Multi-Generational Housing Typology
Location / Vancouver
Project Type / New Construction
Renderings / Plus Visual
The project started with a simple question: How do we design a house that will last a hundred years or more, and accommodate multiple generations of family members to grow up and grow old together?
Full House is a multi-generational housing typology developed in the city of Vancouver. While this particular project is a contextual response to the economic, social, and urban conditions of this specific place, urban centers across Canada are bearing witness to skyrocketing real estate prices across, and a general increase in the numbers of adult children living with their parents. In a city where the average selling price for a detached house is now over $1,800,000 (over $650,000 for condos, and over $850,000 for town-homes), multi-generational living is the only viable homeownership option for many families.

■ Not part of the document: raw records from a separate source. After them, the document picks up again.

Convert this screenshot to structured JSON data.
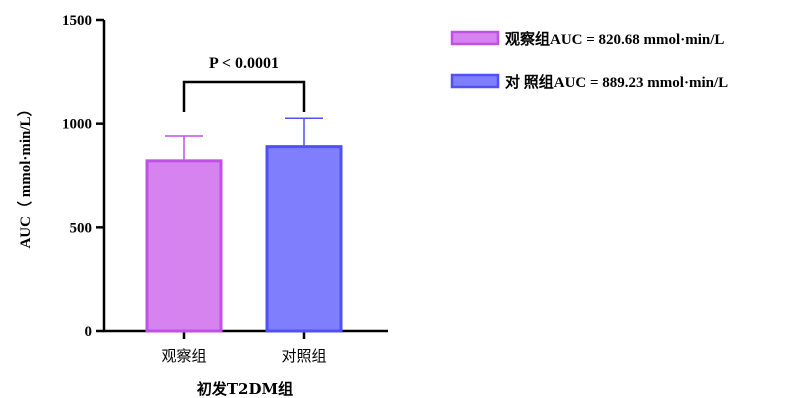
{
  "chart_data": {
    "type": "bar",
    "categories": [
      "观察组",
      "对照组"
    ],
    "values": [
      820.68,
      889.23
    ],
    "error_plus": [
      120,
      137
    ],
    "colors": {
      "fill": [
        "#d683ef",
        "#7f7ffd"
      ],
      "stroke": [
        "#c150e6",
        "#5050f5"
      ]
    },
    "xlabel": "初发T2DM组",
    "ylabel": "AUC（ mmol·min/L）",
    "ylim": [
      0,
      1500
    ],
    "yticks": [
      0,
      500,
      1000,
      1500
    ],
    "yticks_labels": [
      "0",
      "500",
      "1000",
      "1500"
    ],
    "significance": {
      "text": "P < 0.0001",
      "between": [
        0,
        1
      ]
    },
    "legend": {
      "position": "top-right",
      "entries": [
        "观察组AUC = 820.68 mmol·min/L",
        "对 照组AUC = 889.23 mmol·min/L"
      ]
    },
    "grid": false
  }
}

Regardless of whether the situation is a result of choice or financial necessity, the benefits of multi-generational living are becoming widely recognized: financial support, mutual benefits for young and old through childcare, decreased physical and emotional isolation for aging grandparents, as well as emotional bonding and closeness across generations. The benefits of multi-generational living– emotional, physical, and financial – are experienced by all family members. Adult children living at home can save money while going to school or working; spending time with young children can bring purpose and meaning to the lives of older generations, while the demands of keeping up with kids – both physically and intellectually – helps grandparents stay active and feel younger; the benefits to grandchildren include empathy, learning care and respect for elders, as well as important social role-modelling.